Workers in obedience schools and for obedience programs are called “animal trainers.” Animal trainers work with animals and their owners or caretakers to modify bad behavior, train the animals in basic or advanced commands, or to prepare the animals for shows (such as dog competitions or circus acts).
The job is a great choice for an animal lover with outstanding patience and communications skills. Most employers prefer some kind of training, formal or informal, but some trainers learn on the job. Approximately 40% of animal trainers are self-employed. There are several programs around the country which offer classes and/or certificates in obedience training.
Animal trainers usually specialize in one area. Examples include:
- Horseback riding
- Assisting persons with disabilities
- Security training (including drug, bomb, and fire detection)
Animal trainers condition their animals to respond to certain commands.

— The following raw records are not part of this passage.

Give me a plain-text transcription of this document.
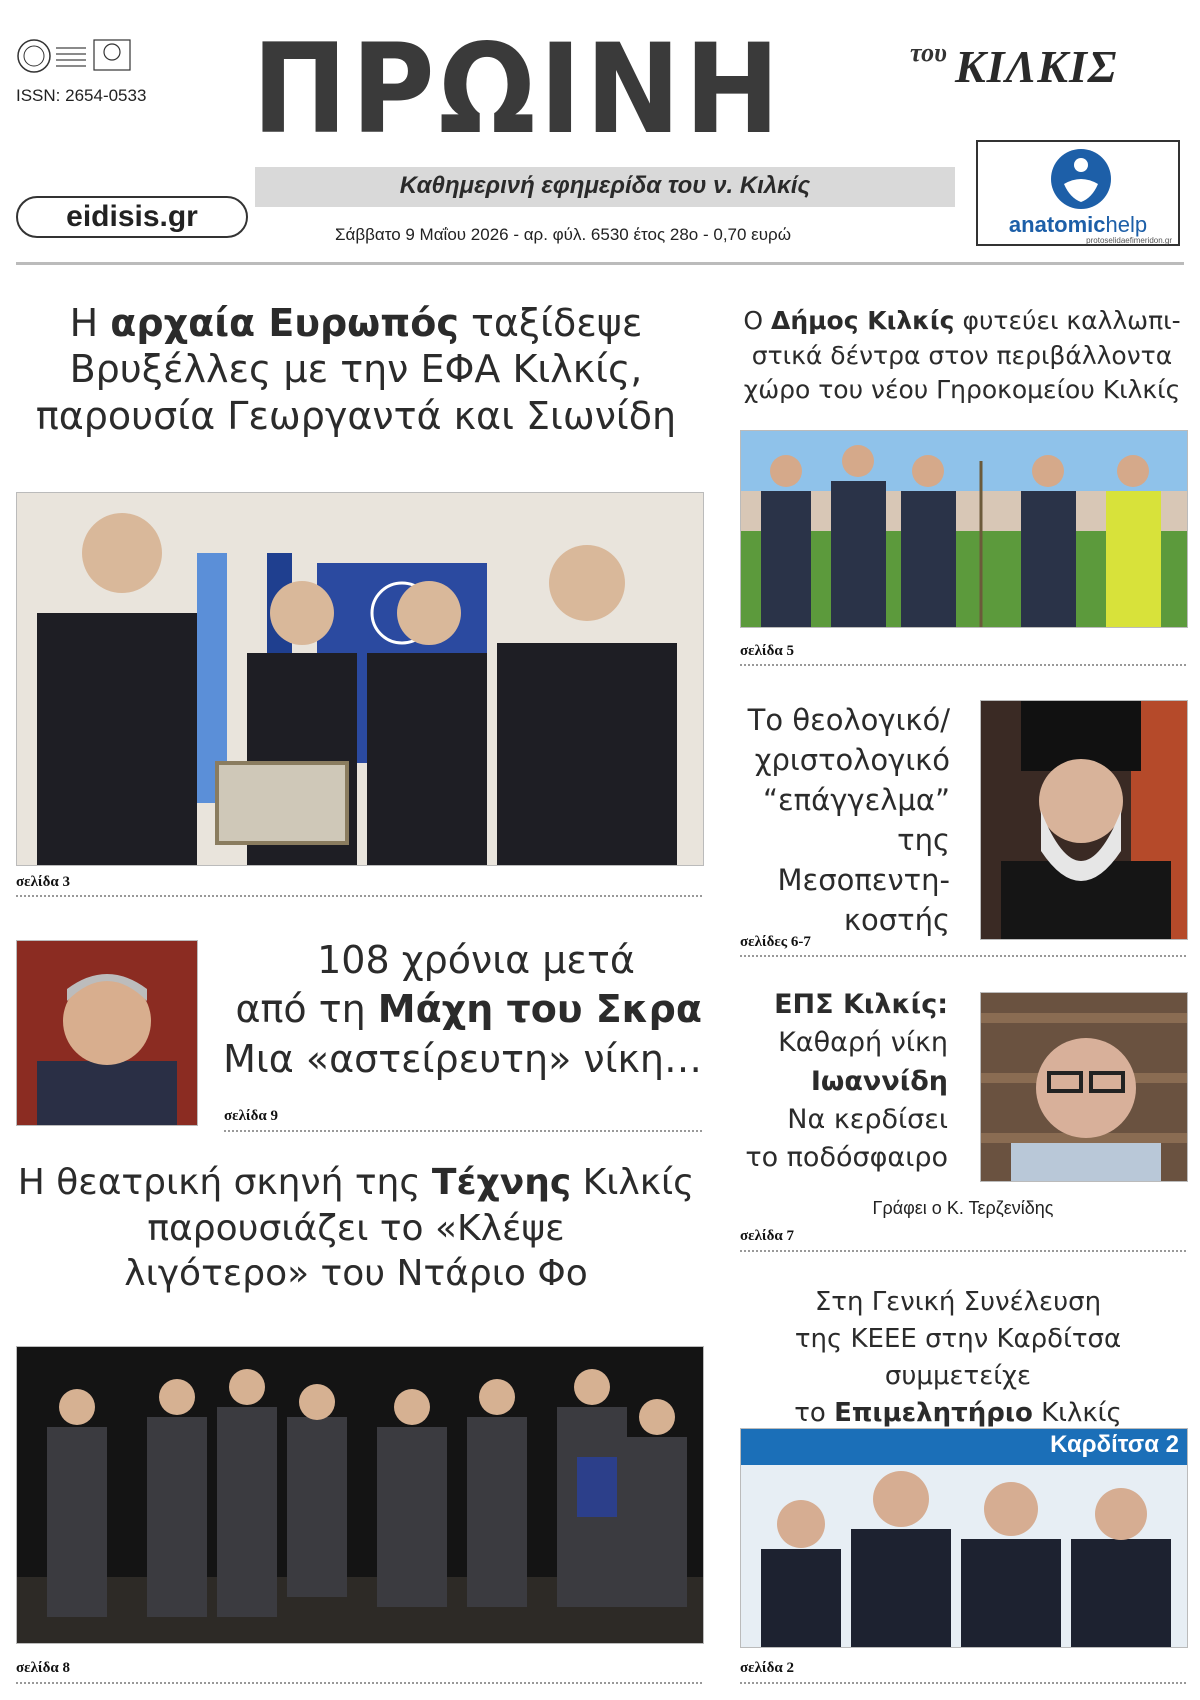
ISSN: 2654-0533 ΠΡΩΙΝΗ	του ΚΙΛΚΙΣ
Καθημερινή εφημερίδα του ν. Κιλκίς
eidisis.gr
Σάββατο 9 Μαΐου 2026 - αρ. φύλ. 6530 έτος 28ο - 0,70 ευρώ	anatomichelp
protoselidaefimeridon.gr
Η αρχαία Ευρωπός ταξίδεψε
Βρυξέλλες με την ΕΦΑ Κιλκίς,
παρουσία Γεωργαντά και Σιωνίδη
σελίδα 3
108 χρόνια μετά
από τη Μάχη του Σκρα
Μια «αστείρευτη» νίκη…
σελίδα 9
Η θεατρική σκηνή της Τέχνης Κιλκίς
παρουσιάζει το «Κλέψε
λιγότερο» του Ντάριο Φο
σελίδα 8
Ο Δήμος Κιλκίς φυτεύει καλλωπι-
στικά δέντρα στον περιβάλλοντα
χώρο του νέου Γηροκομείου Κιλκίς
σελίδα 5
Το θεολογικό/
χριστολογικό
“επάγγελμα”
της Μεσοπεντη-
κοστής
σελίδες 6-7
ΕΠΣ Κιλκίς:
Καθαρή νίκη
Ιωαννίδη
Να κερδίσει
το ποδόσφαιρο
Γράφει ο Κ. Τερζενίδης
σελίδα 7
Στη Γενική Συνέλευση
της ΚΕΕΕ στην Καρδίτσα συμμετείχε
το Επιμελητήριο Κιλκίς
Καρδίτσα 2
σελίδα 2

They usually use positive reinforcement (such as a treat, a belly-rub, or a positive noise) at the precise moment the animal performs the requested action – this is what is meant by “conditioning.” Training may take weeks, months, or even years.
The work can be hazardous and unpleasant. Animal care workers may clean cages and animals, hold or restrain animals (which may result in cuts and bites), and move around a lot during work. Additionally, working with difficult animals and owners can be a trying experience.
About 20% of the 151,000 animal care and service workers in 2002 were animal trainers. Job prospects are good, since more people are spending more money on their pets. The field is also expanding in areas such as feline obedience training. Median hourly earnings for trainers in 2002 were $11.03; the top ten percent earned over $21.65/hour.